Some people argue that class D, as good as it is for the money, cannot really compete with best traditional SS amp. I can see that, especially with still limited bandwidth, but most of the weight is in the power supply that can be definitely class D (SMPS) since it is only holding steady voltage (much easier task than driving complex load with music signal). Rowland does it so why not the others? I think it is for three reasons:

1. Design itself is much more difficult than just
transformer+rectifier+capacitors
2. SMPS have bad rap from crude cheap computer applications
3. Audiophiles still believe that it has to be heavy to
sound good.

Third point is very important - why to design complicated light power supply when market believes that heavy=quality.
The bandwidth limit causes phase shift in audible range possibly affecting harmonics summing. My amp, for instance, has -3dB at 65kHz causing 20deg phase shift at 20kHz. Mentioned Rowland model 725 has bandwidth of 350kHz.
Mapman - this question should be addressed to more experienced Audiogoners who have chance to compare them at shows. I can only comment on technical merits.

Minorl1 - no tricks, just different technology. Transformer operating at high frequency can be 10x smaller.
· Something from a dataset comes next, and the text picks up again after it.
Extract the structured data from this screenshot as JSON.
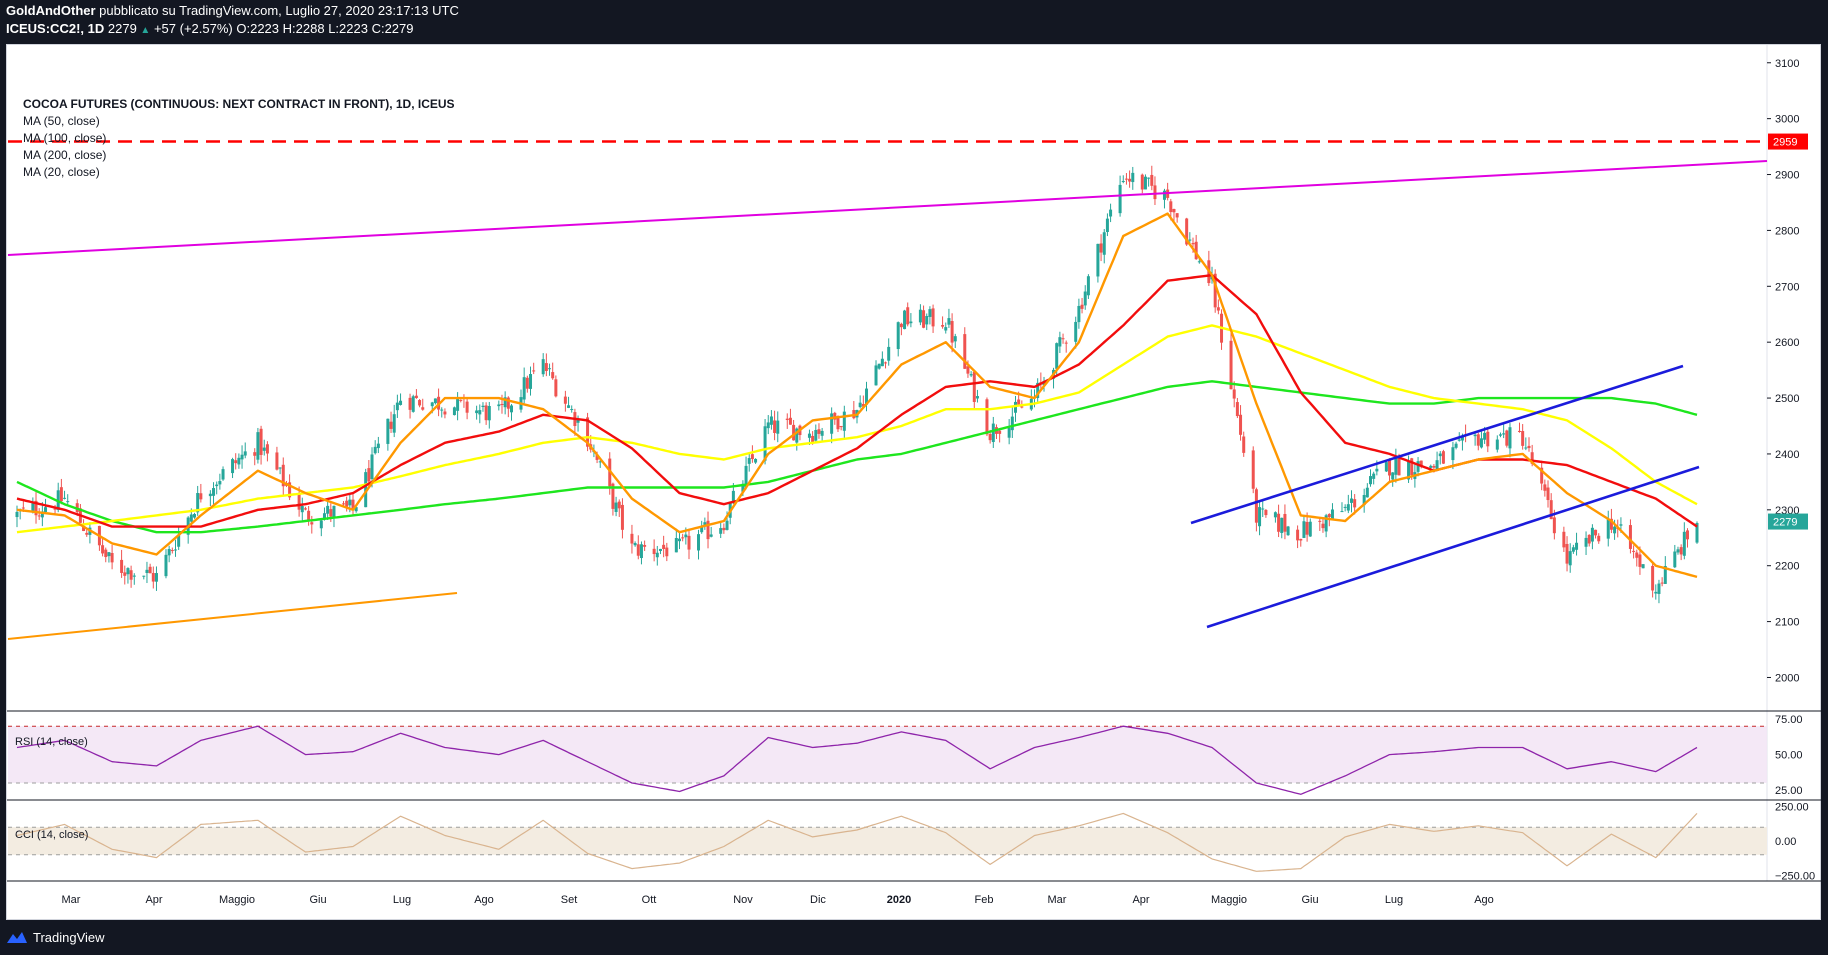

For the same reasons capacitors don't have to be large. Smaller caps work great for filtering of higher frequency while voltage stability is handled by regulation. In comparison traditional supply doesn't have any regulation (line or load) and operates at 60Hz. Both conditions require huge amount of capacitors to keep voltage steady under momentary load and to filter out low 120Hz.

One review of my class D amp praised it composure during music peaks (orchestra forte) - that's what load regulated supply brings. In addition so called linear supplies are in reality primitive switchers operating at 120Hz and polluting with high current spikes. Rowland switcher has power factor correction and presents resistive load with smooth current. Jeff Rowland perhaps explains it better:

http://jeffrowlandgroup.com/kb/questions.php?questionid=144
People believe that the main reason for switching power supplies is efficiency and size while they produce noise (tradeoff). In reality switching power supplies executed properly allow to reduce noise. For that reason Rowlands Capri preamp is powered by switching power supply (where efficiency is not important)

Yes, switching power supply is the same as class D. In fact class D was invented when engineers who designed highly responsive switching power supply showed responsiveness by making power supply to play music.